Emotionale Abhängigkeit - Liebe oder Verlustangst?
- Nathalie Hessler

- 1. Sept.
- 2 Min. Lesezeit
„Ich kann ohne ihn/sie nicht leben.“
„Wenn er/sie geht, bricht alles zusammen.“
„Ich weiß, die Beziehung tut mir nicht gut – aber ich komme nicht los.“

Sätze wie diese höre ich in meiner Praxis immer wieder. Sie beschreiben nicht selten emotionale Abhängigkeit – ein Zustand, der leicht mit Liebe verwechselt wird.
Wo hört Liebe auf – und wo beginnt Abhängigkeit?
Echte Liebe ist geprägt von Freiheit, Vertrauen und gegenseitiger Wertschätzung.
Natürlich gibt es Höhen und Tiefen, Nähe und Distanz. Aber im Kern bleibt das Gefühl: „Ich bin wertvoll – auch unabhängig von dieser Beziehung.“
Emotionale Abhängigkeit dagegen fühlt sich ganz anders an:
Ein ständiges Kreisen um den Partner
Angst, verlassen zu werden
Schuldgefühle, wenn man eigene Bedürfnisse zeigt
Das Gefühl, ohne den anderen nichts wert zu sein
Es fühlt sich an wie Liebe, ist aber häufig eine Verbindung, die mehr von Verlustangst als von Vertrauen geprägt ist.

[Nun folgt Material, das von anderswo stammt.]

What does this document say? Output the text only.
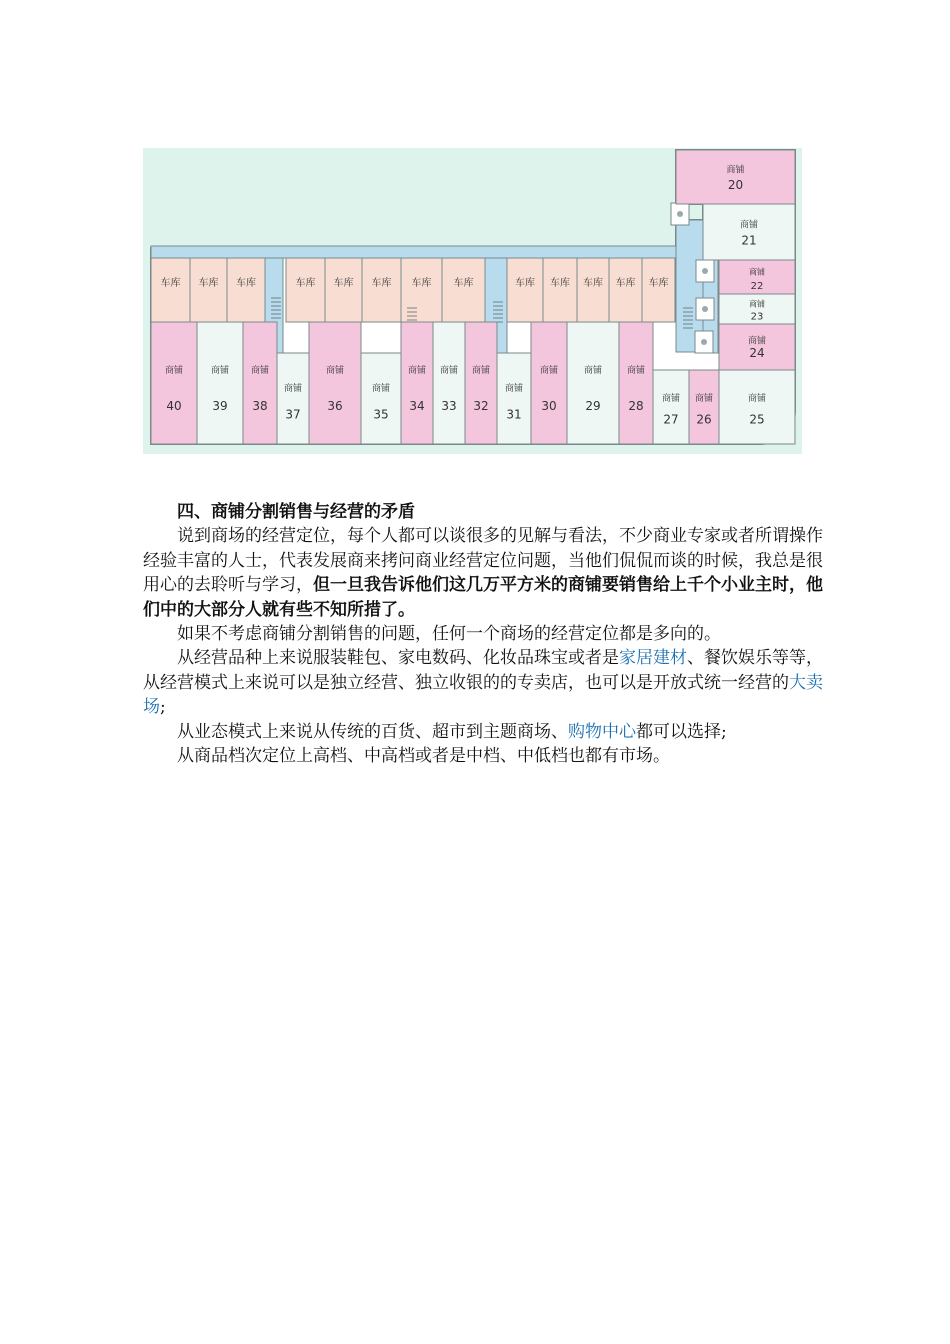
车库 车库 车库	车库 车库 车库 车库 车库	车库 车库 车库 车库 车库
商铺
20
商铺
21
商铺
22
商铺
23
商铺
24
商铺
25
商铺
26
商铺
27
商铺
28
商铺
29
商铺
30
商铺
31
商铺
32
商铺
33
商铺
34
商铺
35
商铺
36
商铺
37
商铺
38
商铺
39
商铺
40
四、商铺分割销售与经营的矛盾

说到商场的经营定位，每个人都可以谈很多的见解与看法，不少商业专家或者所谓操作经验丰富的人士，代表发展商来拷问商业经营定位问题，当他们侃侃而谈的时候，我总是很用心的去聆听与学习，但一旦我告诉他们这几万平方米的商铺要销售给上千个小业主时，他们中的大部分人就有些不知所措了。

如果不考虑商铺分割销售的问题，任何一个商场的经营定位都是多向的。

从经营品种上来说服装鞋包、家电数码、化妆品珠宝或者是家居建材、餐饮娱乐等等，从经营模式上来说可以是独立经营、独立收银的的专卖店，也可以是开放式统一经营的大卖场;

从业态模式上来说从传统的百货、超市到主题商场、购物中心都可以选择;

从商品档次定位上高档、中高档或者是中档、中低档也都有市场。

Ursachen: Warum wir in Abhängigkeit geraten
Emotionale Abhängigkeit hat oft ihre Wurzeln in der Kindheit:
Unzuverlässige Zuwendung: Wenn Eltern mal liebevoll, mal abweisend waren, entsteht ein Muster: „Ich muss kämpfen, um Liebe zu behalten.“
Ablehnung oder Vernachlässigung: Das Kind lernt: „Ich bin nicht liebenswert genug.“
Überbehütung: Wer nie Selbstständigkeit entwickeln durfte, erlebt Alleinsein später als bedrohlich.
Diese frühen Erfahrungen prägen unbewusst unser Erwachsenenleben.
Wir suchen dann in Partnerschaften die Sicherheit, die uns als Kind gefehlt hat – und geraten so leicht in Abhängigkeit.
Typische Anzeichen emotionaler Abhängigkeit
Du richtest dein ganzes Leben nach den Wünschen deines Partners.
Du hast Angst, deine Meinung zu sagen, weil er/sie dich sonst ablehnen könnte.
Du erträgst Respektlosigkeit oder Verletzungen, um nicht verlassen zu werden.
Du fühlst dich wertlos, wenn du alleine bist.
Diese Dynamik ist kein Zeichen von „Schwäche“ – sondern von alten Mustern, die nie heilen durften.
Wege aus der emotionalen Abhängigkeit
Der Ausstieg ist möglich – Schritt für Schritt:
Selbstwert aufbauen:
Erinnere dich: Dein Wert hängt nicht davon ab, ob jemand bei dir bleibt. Selbstfürsorge, kleine Erfolgserlebnisse und liebevoller Umgang mit dir selbst stärken dein Fundament.
Innere Muster verstehen:
Frage dich: „Wann habe ich gelernt, Liebe mit Angst zu verbinden?“
Manchmal liegt die Antwort in der Kindheit, manchmal in einer prägenden Beziehung.
Grenzen üben:
Sage bewusst auch einmal Nein. Teste, was passiert, wenn du dich nicht sofort anpasst. So lernst du, dass Verbindung auch dann bestehen kann, wenn du für dich einstehst.
Unterstützung suchen:
In Therapie oder Beratung kannst du alte Verletzungen aufarbeiten und lernen, gesunde Beziehungen zu gestalten – ohne Angst, verlassen zu werden.
Liebe ohne Angst ist möglich
Wenn du dich in diesen Zeilen wieder erkennst, bist du nicht „falsch“ – du bist geprägt.
Aber Prägungen lassen sich verändern.
Du darfst lernen, dass Liebe nicht bedeutet, dich aufzugeben.
Dass Nähe nicht mit Angst verbunden sein muss.
Und dass eine glückliche Beziehung möglich ist – auf Augenhöhe, in Freiheit, mit Vertrauen.
Wahre Liebe macht dich nicht kleiner – sie lässt dich wachsen!